Intent
Reduce cost and lock-in risk by making LLM choice a configuration concern rather than a code rewrite.
Context
Agentic systems often depend on closed models or provider-specific APIs. Switching providers later creates friction, rework, and inconsistent behaviour.
Forces
- Portability vs provider-specific features
- Cost control vs performance
- Consistency vs model diversity
- Operational simplicity vs flexibility
Solution
Create a clear boundary between:
- Agent/orchestration logic (provider-agnostic)
- LLM adapter layer (provider-specific implementation)

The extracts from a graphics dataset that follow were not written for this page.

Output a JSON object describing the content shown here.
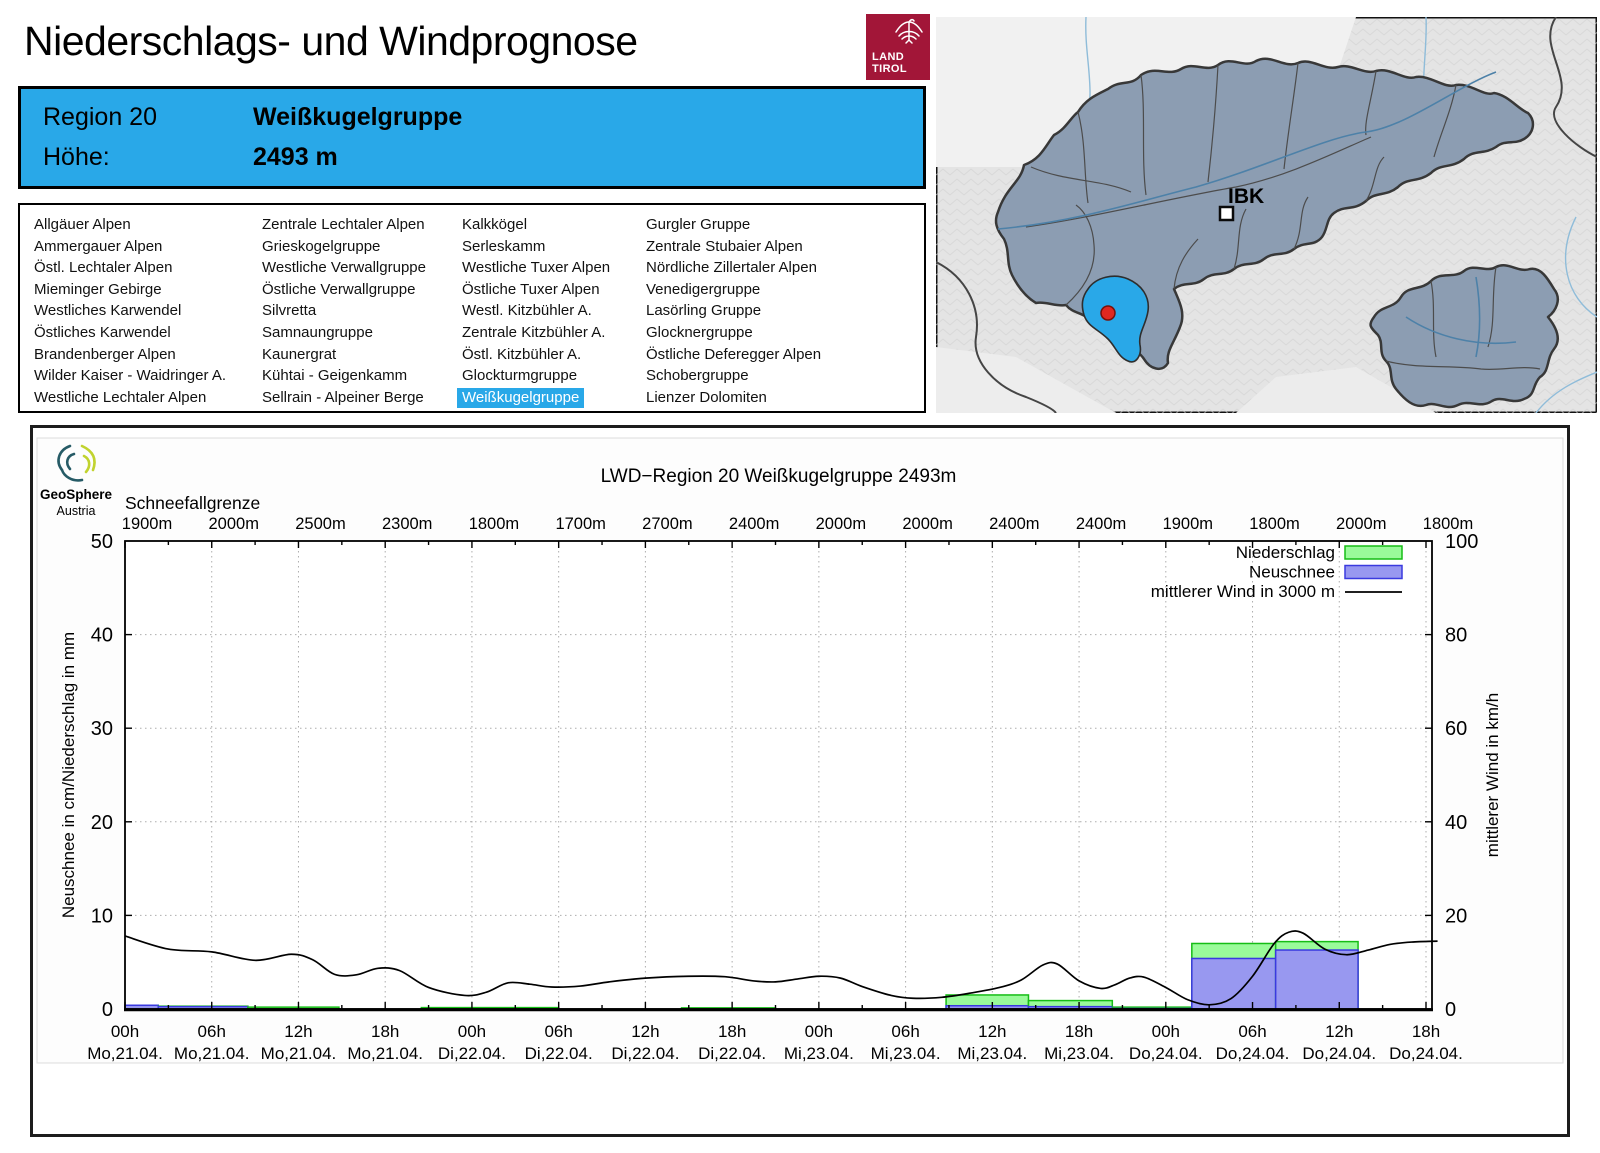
{
  "header": {
    "title": "Niederschlags- und Windprognose",
    "logo": {
      "line1": "LAND",
      "line2": "TIROL"
    }
  },
  "info_box": {
    "region_label": "Region 20",
    "region_name": "Weißkugelgruppe",
    "hoehe_label": "Höhe:",
    "hoehe_value": "2493 m"
  },
  "region_list": {
    "selected": "Weißkugelgruppe",
    "columns": [
      [
        "Allgäuer Alpen",
        "Ammergauer Alpen",
        "Östl. Lechtaler Alpen",
        "Mieminger Gebirge",
        "Westliches Karwendel",
        "Östliches Karwendel",
        "Brandenberger Alpen",
        "Wilder Kaiser - Waidringer A.",
        "Westliche Lechtaler Alpen"
      ],
      [
        "Zentrale Lechtaler Alpen",
        "Grieskogelgruppe",
        "Westliche Verwallgruppe",
        "Östliche Verwallgruppe",
        "Silvretta",
        "Samnaungruppe",
        "Kaunergrat",
        "Kühtai - Geigenkamm",
        "Sellrain - Alpeiner Berge"
      ],
      [
        "Kalkkögel",
        "Serleskamm",
        "Westliche Tuxer Alpen",
        "Östliche Tuxer Alpen",
        "Westl. Kitzbühler A.",
        "Zentrale Kitzbühler A.",
        "Östl. Kitzbühler A.",
        "Glockturmgruppe",
        "Weißkugelgruppe"
      ],
      [
        "Gurgler Gruppe",
        "Zentrale Stubaier Alpen",
        "Nördliche Zillertaler Alpen",
        "Venedigergruppe",
        "Lasörling Gruppe",
        "Glocknergruppe",
        "Östliche Deferegger Alpen",
        "Schobergruppe",
        "Lienzer Dolomiten"
      ]
    ]
  },
  "map": {
    "city_label": "IBK",
    "highlight_color": "#29A8E8",
    "region_fill": "#8C9DB2",
    "marker_color": "#E02820"
  },
  "geosphere": {
    "line1": "GeoSphere",
    "line2": "Austria"
  },
  "chart_data": {
    "type": "bar",
    "title": "LWD−Region 20 Weißkugelgruppe 2493m",
    "snowline_label": "Schneefallgrenze",
    "snowline_values": [
      "1900m",
      "2000m",
      "2500m",
      "2300m",
      "1800m",
      "1700m",
      "2700m",
      "2400m",
      "2000m",
      "2000m",
      "2400m",
      "2400m",
      "1900m",
      "1800m",
      "2000m",
      "1800m"
    ],
    "ylabel_left": "Neuschnee in cm/Niederschlag in mm",
    "ylabel_right": "mittlerer Wind in km/h",
    "ylim_left": [
      0,
      50
    ],
    "ylim_right": [
      0,
      100
    ],
    "grid": "dotted",
    "x_ticks": [
      {
        "hour": "00h",
        "date": "Mo,21.04."
      },
      {
        "hour": "06h",
        "date": "Mo,21.04."
      },
      {
        "hour": "12h",
        "date": "Mo,21.04."
      },
      {
        "hour": "18h",
        "date": "Mo,21.04."
      },
      {
        "hour": "00h",
        "date": "Di,22.04."
      },
      {
        "hour": "06h",
        "date": "Di,22.04."
      },
      {
        "hour": "12h",
        "date": "Di,22.04."
      },
      {
        "hour": "18h",
        "date": "Di,22.04."
      },
      {
        "hour": "00h",
        "date": "Mi,23.04."
      },
      {
        "hour": "06h",
        "date": "Mi,23.04."
      },
      {
        "hour": "12h",
        "date": "Mi,23.04."
      },
      {
        "hour": "18h",
        "date": "Mi,23.04."
      },
      {
        "hour": "00h",
        "date": "Do,24.04."
      },
      {
        "hour": "06h",
        "date": "Do,24.04."
      },
      {
        "hour": "12h",
        "date": "Do,24.04."
      },
      {
        "hour": "18h",
        "date": "Do,24.04."
      }
    ],
    "legend": [
      {
        "label": "Niederschlag",
        "series": "niederschlag",
        "color": "#9AFB9A",
        "border": "#16BD16"
      },
      {
        "label": "Neuschnee",
        "series": "neuschnee",
        "color": "#9898F0",
        "border": "#3A3ADF"
      },
      {
        "label": "mittlerer Wind in 3000 m",
        "series": "wind",
        "type": "line",
        "color": "#000000"
      }
    ],
    "bars": [
      {
        "start_h": 0,
        "end_h": 2.3,
        "niederschlag_mm": 0.25,
        "neuschnee_cm": 0.4
      },
      {
        "start_h": 2.3,
        "end_h": 8.5,
        "niederschlag_mm": 0.3,
        "neuschnee_cm": 0.25
      },
      {
        "start_h": 8.5,
        "end_h": 14.8,
        "niederschlag_mm": 0.2,
        "neuschnee_cm": 0
      },
      {
        "start_h": 20.5,
        "end_h": 30,
        "niederschlag_mm": 0.15,
        "neuschnee_cm": 0
      },
      {
        "start_h": 38.5,
        "end_h": 45,
        "niederschlag_mm": 0.12,
        "neuschnee_cm": 0
      },
      {
        "start_h": 56.8,
        "end_h": 62.5,
        "niederschlag_mm": 1.5,
        "neuschnee_cm": 0.35
      },
      {
        "start_h": 62.5,
        "end_h": 68.3,
        "niederschlag_mm": 0.9,
        "neuschnee_cm": 0.25
      },
      {
        "start_h": 68.3,
        "end_h": 73.8,
        "niederschlag_mm": 0.2,
        "neuschnee_cm": 0.05
      },
      {
        "start_h": 73.8,
        "end_h": 79.6,
        "niederschlag_mm": 7.0,
        "neuschnee_cm": 5.4
      },
      {
        "start_h": 79.6,
        "end_h": 85.3,
        "niederschlag_mm": 7.2,
        "neuschnee_cm": 6.3
      }
    ],
    "wind_points": [
      [
        0,
        15.6
      ],
      [
        3,
        12.8
      ],
      [
        6,
        12.2
      ],
      [
        9,
        10.4
      ],
      [
        11.5,
        11.7
      ],
      [
        13,
        10.5
      ],
      [
        14.5,
        7.4
      ],
      [
        16,
        7.3
      ],
      [
        17.5,
        8.7
      ],
      [
        19,
        8.2
      ],
      [
        21,
        4.6
      ],
      [
        23.5,
        2.9
      ],
      [
        25,
        3.6
      ],
      [
        26.5,
        5.6
      ],
      [
        28,
        5.3
      ],
      [
        29.5,
        4.7
      ],
      [
        31.5,
        4.9
      ],
      [
        33.5,
        5.8
      ],
      [
        36,
        6.6
      ],
      [
        39,
        7.0
      ],
      [
        41.5,
        6.9
      ],
      [
        43.5,
        6.0
      ],
      [
        45,
        5.8
      ],
      [
        46.5,
        6.4
      ],
      [
        48,
        7.0
      ],
      [
        49.5,
        6.6
      ],
      [
        51,
        4.8
      ],
      [
        53,
        2.9
      ],
      [
        54.5,
        2.3
      ],
      [
        56.5,
        2.5
      ],
      [
        58.5,
        3.4
      ],
      [
        60.5,
        4.6
      ],
      [
        62,
        6.2
      ],
      [
        63.5,
        9.4
      ],
      [
        64.5,
        9.6
      ],
      [
        66,
        6.0
      ],
      [
        67.5,
        4.4
      ],
      [
        68.5,
        5.2
      ],
      [
        69.5,
        6.6
      ],
      [
        70.5,
        6.8
      ],
      [
        72,
        4.6
      ],
      [
        73.5,
        2.0
      ],
      [
        75,
        0.9
      ],
      [
        76.5,
        2.2
      ],
      [
        78,
        7.0
      ],
      [
        79.5,
        14.0
      ],
      [
        80.5,
        16.4
      ],
      [
        81.5,
        16.2
      ],
      [
        83,
        12.8
      ],
      [
        84.5,
        11.6
      ],
      [
        86,
        12.6
      ],
      [
        87.5,
        13.8
      ],
      [
        89,
        14.3
      ],
      [
        90.8,
        14.5
      ]
    ]
  }
}
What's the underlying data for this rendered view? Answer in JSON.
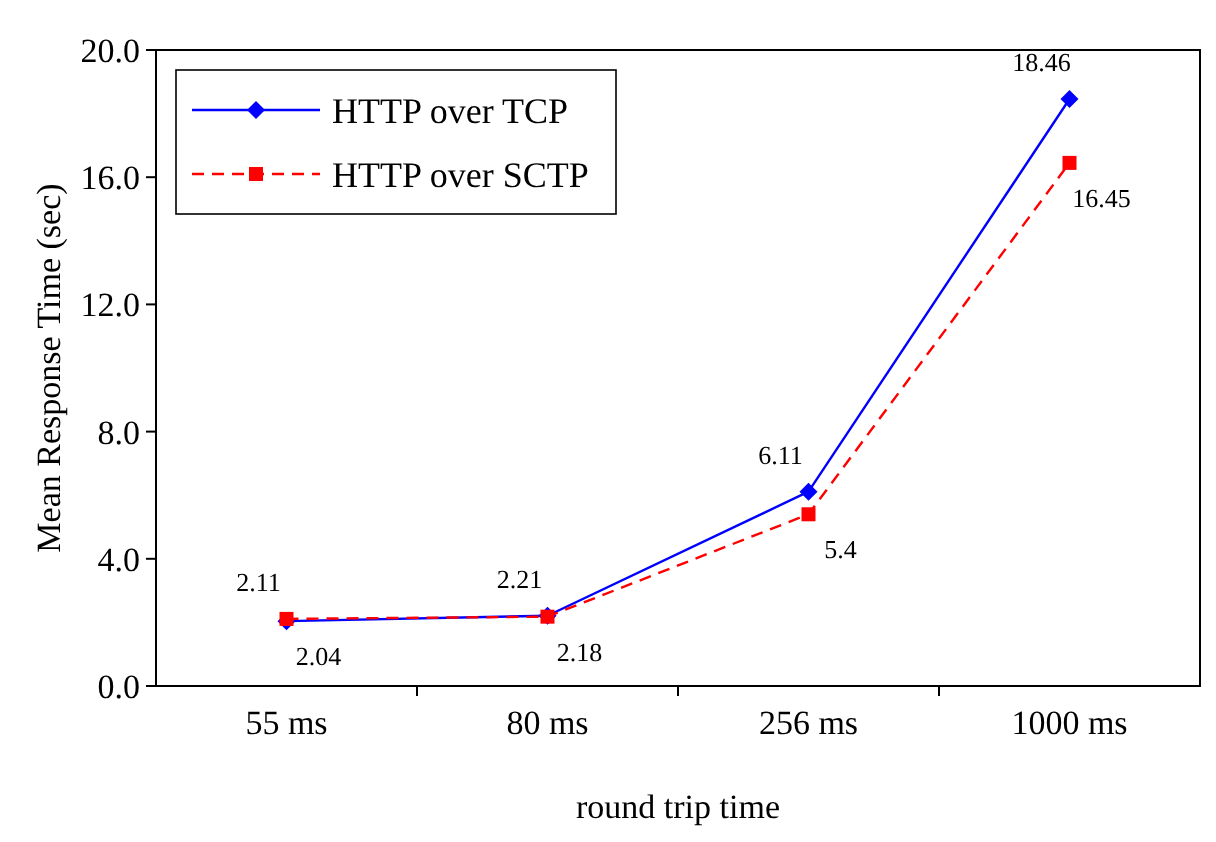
{
  "chart_data": {
    "type": "line",
    "xlabel": "round trip time",
    "ylabel": "Mean Response Time (sec)",
    "categories": [
      "55 ms",
      "80 ms",
      "256 ms",
      "1000 ms"
    ],
    "series": [
      {
        "name": "HTTP over TCP",
        "color": "#0000ff",
        "values": [
          2.04,
          2.21,
          6.11,
          18.46
        ],
        "marker": "diamond",
        "line_style": "solid"
      },
      {
        "name": "HTTP over SCTP",
        "color": "#ff0000",
        "values": [
          2.11,
          2.18,
          5.4,
          16.45
        ],
        "marker": "square",
        "line_style": "dashed"
      }
    ],
    "ylim": [
      0,
      20
    ],
    "yticks": [
      {
        "value": 0,
        "label": "0.0"
      },
      {
        "value": 4,
        "label": "4.0"
      },
      {
        "value": 8,
        "label": "8.0"
      },
      {
        "value": 12,
        "label": "12.0"
      },
      {
        "value": 16,
        "label": "16.0"
      },
      {
        "value": 20,
        "label": "20.0"
      }
    ],
    "grid": false,
    "legend": "top left",
    "data_labels": true
  }
}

Expose a stable interface (OpenAI-compatible or similar), and route all model calls through the adapter. Keep model selection in config, not code.
Implementation signals
- A single “LLM client” used across agents
- Provider/model selection occurs via configuration
- Regression tests run across multiple providers with the same prompts/contracts
Consequences
Benefits
- Faster provider switching and experimentation
- Reduced rewrite risk
- Clearer cost/performance trade-offs
Costs
- Adapter layer may hide provider-specific capabilities
- Differences across models still require careful prompt/contract design
Failure modes
- Abstraction leaks under non-standard features (tools, vision, structured outputs)
- Behaviour differences across models create false confidence if untested
Reuse notes
Start with the smallest stable interface:
- text completion + structured output
- logging and retries at the boundary
- optional provider-specific extensions behind feature flags
Confidence
High — repeatedly surfaced when integrating multiple providers and debugging cross-provider issues.